Alors que les lignes directrices du CEBS proposent aux institutions financières un tour d’horizon des méthodes à employer pour la mise en place des aspects quantitatifs de la gestion du risque de liquidité, le document consultatif de la BRI est plus rigoureux et suggère aux autorités de surveillance d’instaurer de nouvelles normes et mesures quantitatives. Plusieurs points de ce document consultatif de la BIS ont provoqué de vives réactions dans le secteur financier. Une des inquiétudes du secteur est que la proposition, sous sa forme actuelle, n’augmente considérablement les coûts de financement des établissements financiers, et n’ait des répercussions sur l’économie réelle.

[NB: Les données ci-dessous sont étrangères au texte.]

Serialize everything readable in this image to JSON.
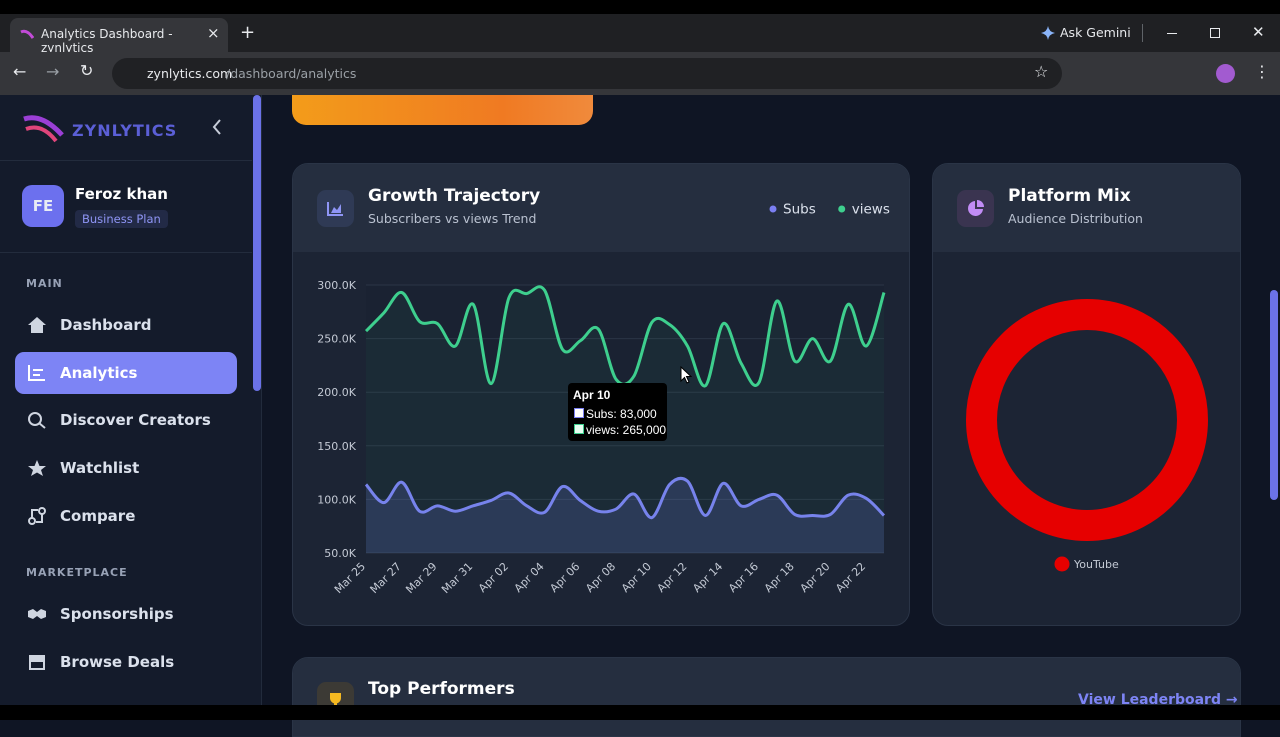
{
  "browser": {
    "tab_title": "Analytics Dashboard - zynlytics",
    "gemini": "Ask Gemini",
    "url_host": "zynlytics.com",
    "url_path": "/dashboard/analytics"
  },
  "sidebar": {
    "logo": "ZYNLYTICS",
    "avatar": "FE",
    "user_name": "Feroz khan",
    "plan": "Business Plan",
    "sections": [
      {
        "title": "MAIN",
        "items": [
          "Dashboard",
          "Analytics",
          "Discover Creators",
          "Watchlist",
          "Compare"
        ]
      },
      {
        "title": "MARKETPLACE",
        "items": [
          "Sponsorships",
          "Browse Deals"
        ]
      }
    ]
  },
  "top_performers": {
    "title": "Top Performers",
    "link": "View Leaderboard →"
  },
  "chart_data": [
    {
      "type": "line",
      "title": "Growth Trajectory",
      "subtitle": "Subscribers vs views Trend",
      "categories": [
        "Mar 25",
        null,
        "Mar 27",
        null,
        "Mar 29",
        null,
        "Mar 31",
        null,
        "Apr 02",
        null,
        "Apr 04",
        null,
        "Apr 06",
        null,
        "Apr 08",
        null,
        "Apr 10",
        null,
        "Apr 12",
        null,
        "Apr 14",
        null,
        "Apr 16",
        null,
        "Apr 18",
        null,
        "Apr 20",
        null,
        "Apr 22",
        null
      ],
      "series": [
        {
          "name": "Subs",
          "color": "#7b7ff2",
          "values": [
            114000,
            97000,
            116000,
            89000,
            94000,
            89000,
            94000,
            99000,
            106000,
            94000,
            88000,
            112000,
            99000,
            89000,
            91000,
            105000,
            83000,
            114000,
            117000,
            85000,
            115000,
            94000,
            100000,
            104000,
            86000,
            85000,
            86000,
            104000,
            101000,
            85000
          ]
        },
        {
          "name": "views",
          "color": "#3ecf8e",
          "values": [
            257000,
            274000,
            293000,
            266000,
            264000,
            243000,
            282000,
            208000,
            288000,
            292000,
            295000,
            240000,
            248000,
            259000,
            212000,
            215000,
            265000,
            263000,
            243000,
            206000,
            264000,
            227000,
            209000,
            285000,
            229000,
            250000,
            229000,
            282000,
            243000,
            293000
          ]
        }
      ],
      "ylim": [
        50000,
        300000
      ],
      "yticks": [
        {
          "value": 50000,
          "label": "50.0K"
        },
        {
          "value": 100000,
          "label": "100.0K"
        },
        {
          "value": 150000,
          "label": "150.0K"
        },
        {
          "value": 200000,
          "label": "200.0K"
        },
        {
          "value": 250000,
          "label": "250.0K"
        },
        {
          "value": 300000,
          "label": "300.0K"
        }
      ],
      "grid": true,
      "tooltip": {
        "title": "Apr 10",
        "items": [
          "Subs: 83,000",
          "views: 265,000"
        ]
      }
    },
    {
      "type": "doughnut",
      "title": "Platform Mix",
      "subtitle": "Audience Distribution",
      "categories": [
        "YouTube"
      ],
      "values": [
        100
      ],
      "colors": [
        "#e60000"
      ]
    }
  ]
}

Le document de travail de la Commission européenne cité supra complète les critères techniques requis par des aspects tels que le périmètre d'application et la réglementation relative au traitement des opérations intragroupe.

S’il est évident qu’un cadre plus solide pour la gestion de risque de liquidité est nécessaire, il est également important de garder le principe de proportionnalité à l’esprit. « Afin de se conformer aux nouvelles règles, il pourrait être bénéfique d’adopter une approche progressive, conclut Thierry López. Tout d’abord, une institution doit s’assurer qu’elle est conforme aux règles actuelles de la CSSF et de la BCL. Ensuite, il faudrait évaluer sa conformité aux lignes directrices du CEBS. Et enfin, dans un esprit d’anticipation, il est important de se ternir informé du contenu de la proposition de la Commission européenne, et de suivre son évolution ». 

Les présentations Powerpoint de la conférence sont disponibles sur les sites  www.prim.lu et www.pwc.com/lu/en/risk-management/index.jhtml

 

Notes à l’éditeur : 

PricewaterhouseCoopers Luxembourg (www.pwc.com/lu) emploie près de 2000 spécialistes originaires de 53 pays différents. PricewaterhouseCoopers (www.pwc.com) est un prestataire de services d’audit, de conseil fiscal et de conseil en gestion, privilégiant une approche sectorielle. PricewaterhouseCoopers établit des rapports de confiance et contribue à la création de valeur ajoutée pour ses clients et leurs partenaires. Au sein de notre réseau, plus de 163 000 personnes dans 151 pays partagent leurs réflexions, expériences et solutions afin de participer à la mise au point d’initiatives novatrices et de conseils pratiques. 

"PricewaterhouseCoopers" désigne le réseau des sociétés membres de PricewaterhouseCoopers International Limited, chacune d’elles constituant une entité juridique autonome et indépendante.



[1] Banque des Règlements Internationaux (ou BIS, Bank for International Settlements).

[2] Comité européen des contrôleurs bancaires (Committee of European Banking Supervisors).